Lire Lolita à Téhéran
Publié le jeudi 10 avril 2025
Dans son livre publié à l'origine en 2004 et ressorti en France en 2024, Azar Nafisi fait le récit de sa vie. Jeune professeur de littérature anglaise, elle rentre en Iran avec son mari quelques mois après la révolution conduite par l'imam Khomeini en 1979. Elle subit peu à peu le durcissement du régime, la montée en puissance des gardiens de la révolution, la bigoterie qui s'installe à l'université jusqu'à contester ses choix d'ouvrages à étudier puis l'imposition du port du voile. Elle finit par démissionner mais réunit quelques unes de ses étudiantes autiour d'elle pour continuer d'échanger sur cette littérature "interdite" dans une société qui change et laisse sur le carreau des rêves de liberté. Elle finit par fuir le pays. Réfugiée aux Etats-Unis, elle choisit aussi avec cet ouvrage de donner une belle leçon de littérature. Devenu un film en 2024. Un film poignant qui fait revivre cette terrible oppression engendrée par la révolution iranienne qui perdure plus de 45 années plus tard. Une vie a passé...
Extrait
« J'avais, ce printemps-là, en cours de licence, comparé la structure d'Orgueil et Préjugés à une danse du XVIIIe siècle. À la fin de l'heure, quelques étudiantes étaient venues me voir. Elles ne comprenaient pas bien ce que j'avais voulu dire. Y'ai pensé qu'il serait plus facile de le leur expliquer en leur montrant directement de quoi il s'agissait.
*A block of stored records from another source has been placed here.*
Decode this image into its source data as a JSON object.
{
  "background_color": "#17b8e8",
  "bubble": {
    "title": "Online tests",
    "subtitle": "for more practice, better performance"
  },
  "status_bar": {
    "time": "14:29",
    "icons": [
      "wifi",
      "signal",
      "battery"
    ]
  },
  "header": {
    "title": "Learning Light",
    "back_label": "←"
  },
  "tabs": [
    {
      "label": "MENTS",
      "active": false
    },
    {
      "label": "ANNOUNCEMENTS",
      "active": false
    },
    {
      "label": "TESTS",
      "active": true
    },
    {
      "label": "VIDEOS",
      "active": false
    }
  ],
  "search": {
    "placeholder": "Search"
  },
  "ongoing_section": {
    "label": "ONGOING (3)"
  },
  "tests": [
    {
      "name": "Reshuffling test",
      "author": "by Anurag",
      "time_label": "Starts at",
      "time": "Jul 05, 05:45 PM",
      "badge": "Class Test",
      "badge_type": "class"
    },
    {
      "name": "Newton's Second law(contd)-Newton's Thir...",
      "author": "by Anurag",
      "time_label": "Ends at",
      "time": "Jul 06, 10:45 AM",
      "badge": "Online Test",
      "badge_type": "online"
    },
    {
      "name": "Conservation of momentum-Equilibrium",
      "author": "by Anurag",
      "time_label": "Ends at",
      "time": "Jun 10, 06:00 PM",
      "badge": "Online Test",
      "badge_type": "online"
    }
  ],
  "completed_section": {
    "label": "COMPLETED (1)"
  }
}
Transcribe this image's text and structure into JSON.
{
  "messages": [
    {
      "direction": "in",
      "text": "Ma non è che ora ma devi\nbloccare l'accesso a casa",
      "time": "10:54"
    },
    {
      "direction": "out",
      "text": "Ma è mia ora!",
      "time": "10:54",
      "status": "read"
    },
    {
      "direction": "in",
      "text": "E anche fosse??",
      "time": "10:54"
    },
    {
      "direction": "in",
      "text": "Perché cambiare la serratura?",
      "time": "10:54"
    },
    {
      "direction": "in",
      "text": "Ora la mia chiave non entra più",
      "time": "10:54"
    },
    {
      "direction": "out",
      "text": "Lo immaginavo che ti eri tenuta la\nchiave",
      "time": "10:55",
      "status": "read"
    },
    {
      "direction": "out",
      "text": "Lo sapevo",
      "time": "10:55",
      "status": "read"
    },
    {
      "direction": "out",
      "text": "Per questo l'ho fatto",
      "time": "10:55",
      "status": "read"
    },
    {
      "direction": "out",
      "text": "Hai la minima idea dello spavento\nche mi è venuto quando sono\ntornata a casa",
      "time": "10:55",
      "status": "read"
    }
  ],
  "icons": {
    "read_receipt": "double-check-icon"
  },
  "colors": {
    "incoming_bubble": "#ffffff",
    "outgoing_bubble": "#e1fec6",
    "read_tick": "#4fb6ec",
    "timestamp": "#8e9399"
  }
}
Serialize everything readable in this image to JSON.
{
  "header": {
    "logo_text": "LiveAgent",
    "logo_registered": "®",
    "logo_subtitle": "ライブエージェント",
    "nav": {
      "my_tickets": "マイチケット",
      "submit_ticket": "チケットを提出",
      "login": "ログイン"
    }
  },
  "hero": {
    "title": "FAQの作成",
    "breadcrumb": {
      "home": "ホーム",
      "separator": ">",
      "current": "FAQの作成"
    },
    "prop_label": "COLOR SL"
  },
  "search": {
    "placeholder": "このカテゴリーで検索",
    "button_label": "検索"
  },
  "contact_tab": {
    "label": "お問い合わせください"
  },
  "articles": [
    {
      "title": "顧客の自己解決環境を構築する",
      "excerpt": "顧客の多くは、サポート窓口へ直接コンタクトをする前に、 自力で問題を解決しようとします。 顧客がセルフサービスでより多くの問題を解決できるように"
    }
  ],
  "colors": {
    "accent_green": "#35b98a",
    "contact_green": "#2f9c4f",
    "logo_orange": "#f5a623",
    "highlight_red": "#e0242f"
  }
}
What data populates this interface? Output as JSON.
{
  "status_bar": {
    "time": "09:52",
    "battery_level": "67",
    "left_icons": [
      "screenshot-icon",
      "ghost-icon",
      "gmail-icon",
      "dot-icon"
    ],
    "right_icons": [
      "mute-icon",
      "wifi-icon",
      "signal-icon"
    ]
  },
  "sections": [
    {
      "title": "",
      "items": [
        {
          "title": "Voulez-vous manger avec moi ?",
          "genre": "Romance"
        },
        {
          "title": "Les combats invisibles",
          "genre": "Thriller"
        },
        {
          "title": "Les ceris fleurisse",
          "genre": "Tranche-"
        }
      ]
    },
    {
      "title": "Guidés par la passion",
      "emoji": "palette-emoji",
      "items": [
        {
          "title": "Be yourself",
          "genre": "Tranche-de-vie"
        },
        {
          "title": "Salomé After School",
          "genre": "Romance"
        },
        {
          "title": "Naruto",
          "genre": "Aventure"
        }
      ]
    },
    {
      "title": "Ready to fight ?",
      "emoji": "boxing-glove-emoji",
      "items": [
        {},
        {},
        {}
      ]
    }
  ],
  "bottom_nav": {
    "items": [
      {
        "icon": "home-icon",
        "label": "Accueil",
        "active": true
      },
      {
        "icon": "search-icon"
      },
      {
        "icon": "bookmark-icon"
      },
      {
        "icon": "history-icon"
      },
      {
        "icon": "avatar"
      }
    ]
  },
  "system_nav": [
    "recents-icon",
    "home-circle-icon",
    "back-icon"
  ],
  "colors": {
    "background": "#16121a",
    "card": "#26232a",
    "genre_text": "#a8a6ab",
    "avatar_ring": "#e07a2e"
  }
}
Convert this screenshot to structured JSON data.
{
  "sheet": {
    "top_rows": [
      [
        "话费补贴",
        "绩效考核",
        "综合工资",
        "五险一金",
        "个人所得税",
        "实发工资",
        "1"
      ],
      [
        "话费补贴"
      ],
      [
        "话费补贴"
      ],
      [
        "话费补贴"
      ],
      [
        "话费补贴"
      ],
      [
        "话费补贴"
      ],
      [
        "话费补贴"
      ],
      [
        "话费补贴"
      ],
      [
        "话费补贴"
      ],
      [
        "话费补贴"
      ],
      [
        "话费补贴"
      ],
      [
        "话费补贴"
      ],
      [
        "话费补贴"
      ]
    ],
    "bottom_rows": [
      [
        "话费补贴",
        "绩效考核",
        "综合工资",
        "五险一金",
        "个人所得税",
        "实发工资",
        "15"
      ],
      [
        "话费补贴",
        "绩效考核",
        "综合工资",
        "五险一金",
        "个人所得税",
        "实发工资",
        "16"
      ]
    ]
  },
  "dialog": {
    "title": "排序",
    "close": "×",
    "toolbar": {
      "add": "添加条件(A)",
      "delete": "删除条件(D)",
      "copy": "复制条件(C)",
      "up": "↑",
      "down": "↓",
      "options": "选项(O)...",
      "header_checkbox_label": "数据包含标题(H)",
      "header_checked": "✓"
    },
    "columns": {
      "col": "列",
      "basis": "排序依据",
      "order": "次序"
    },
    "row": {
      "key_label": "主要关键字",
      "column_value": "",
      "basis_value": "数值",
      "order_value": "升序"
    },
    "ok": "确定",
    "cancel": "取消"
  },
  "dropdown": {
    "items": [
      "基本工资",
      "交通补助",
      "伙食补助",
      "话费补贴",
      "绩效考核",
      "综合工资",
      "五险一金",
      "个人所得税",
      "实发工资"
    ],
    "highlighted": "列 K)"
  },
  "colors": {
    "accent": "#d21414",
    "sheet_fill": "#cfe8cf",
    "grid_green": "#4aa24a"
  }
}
Fermez les yeux et imaginez que vous êtes en train de danser. Pour vous aider, vous pouvez vous dire qu'il y a en face de vous, en train de danser lui aussi, l'incomparable Mr. Darcy, ou qui vous voulez. J'ai entendu une des filles qui gloussait. Emportée par une inspiration soudaine, j'ai pris la main hésitante de Nassin et je l'ai entraînée à faire quelques pas avec moi. Et un, et deux, et un, et deux. Puis j'ai demandé aux autres de se mettre en ligne, et, quelques instants plus tard, nous étions toutes en train de danser, nos longues robes noires tournoyant autour de nous, et nous nous bousculions et renversions les chaises.
Elles sont en face de leur partenaire, font une légère révérence, un pas en avant, s'effleurent les mains, et tournent sur elles-mêmes.
Je dis: « Non, quand vos mains se touchent, regardez-vous dans les yeux. OK. Voyons maintenant quel genre de conversation vous pouvez avoir en même temps. Dites-vous quelque chose. » […]
Je considère cela comme faisant partie de votre travail personnel », ai-je ajouté, et jamais je n'avais eu autant de plaisir à faire preuve d'autorité. « Et en avant, et en arrière, arrêtez-vous, tournez. Vous devez former un ensemble harmonieux, synchroniser vos mouvements, toute la difficulté est là. Faites d'abord attention à vous et à votre partenaire, mais ensuite aussi au reste de la salle. Vous ne pouvez pas ne pas suivre le même rythme. »
Un livre, un film
Le 26 mars 2025 est sorti le formidable film éponyme, Lire Lolita à Téhéran d'Eran Riklis avec dans le rôle de la professeure de littérature, Golshifte Farahani, actrice franco-iranienne. Une scène marquante entre autres quand dans son salon, elle fait danser ses jeunes étudiantes comme les héroïnes de Jane Austen dans Orgueil et Préjugés. Un ballet contraint dans lequel les jeunes gens promis au mariage ne peuvent échanger que quelques mots sous le regard de leurs familles. Le poids des usages déjà. Une démonstration parfaite. De l'Angleterre victorienne à l'Iran de Khomeini, quelle différence entre un quadrille et un voile porté en public ?
Le synopsis (voir dans Allo Ciné) : Azar Nafisi, professeure à l’université de Téhéran, réunit secrètement sept de ses étudiantes pour lire des classiques de la littérature occidentale interdits par le régime. Alors que les fondamentalistes sont au pouvoir, ces femmes se retrouvent, retirent leur voile et discutent de leurs espoirs, de leurs amours et de leur place dans une société de plus en plus oppressive. Pour elles, lire Lolita à Téhéran, c’est célébrer le pouvoir libérateur de la littérature.